She is not a serious scholar of feminism/gender Holly, this is obvious to anyone with training in the field
— Rachel McKinney (@r_a_mckinney) July 26, 2019
where “training in the field” means 3rd wave and later, i suppose? i’m just not sure what it would take for you to concede that gender critical feminists are peers. is it that we haven’t published on this topic in peer-reviewed journals yet? give us time! most of us only got into
— Dr Holly Lawford-Smith (@H_L_Smith_) July 26, 2019
(three tweets snipped)
I literally mean “training in the field”- sitting in on graduate courses, participating in conferences, learning history of the tradition, understanding the competing positions in the debates, picking up vocab and background assumptions.
— Rachel McKinney (@r_a_mckinney) July 26, 2019
And — assuming this is true, which I doubt — your view is that all this is required to count as a serious scholar? in a subfield of PHILOSOPHY?! The privilege, it burns.

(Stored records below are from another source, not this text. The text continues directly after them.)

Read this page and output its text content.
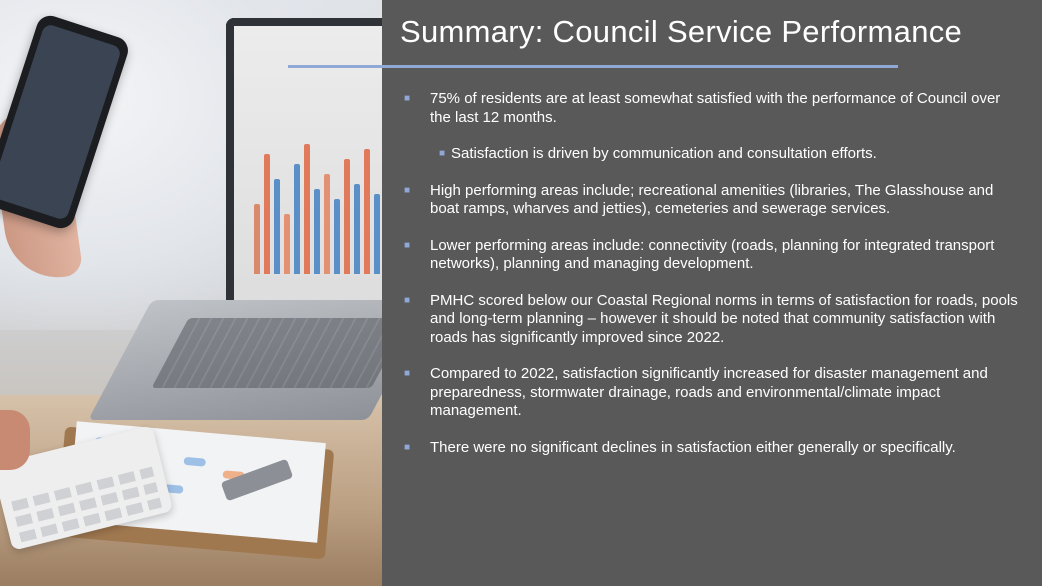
Summary: Council Service Performance

■ 75% of residents are at least somewhat satisfied with the performance of Council over the last 12 months.

■ Satisfaction is driven by communication and consultation efforts.

■ High performing areas include; recreational amenities (libraries, The Glasshouse and boat ramps, wharves and jetties), cemeteries and sewerage services.

■ Lower performing areas include: connectivity (roads, planning for integrated transport networks), planning and managing development.

■ PMHC scored below our Coastal Regional norms in terms of satisfaction for roads, pools and long-term planning – however it should be noted that community satisfaction with roads has significantly improved since 2022.

■ Compared to 2022, satisfaction significantly increased for disaster management and preparedness, stormwater drainage, roads and environmental/climate impact management.

■ There were no significant declines in satisfaction either generally or specifically.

— John Schwenkler (@johnschwenkler) July 26, 2019
Last year I said, in response to someone who seemed to be using the concepts of “privilege” and “epistemic injustice” without understanding them:
Being slightly familiar with the literature whose terms you’re using and using those terms properly isn’t a form of privilege, even if people who don’t do it tend to get marginalized and dismissed.
I didn’t expect this to be controversial! Or, perhaps less tendentiously, what does Schwenkler mean by “privilege” here?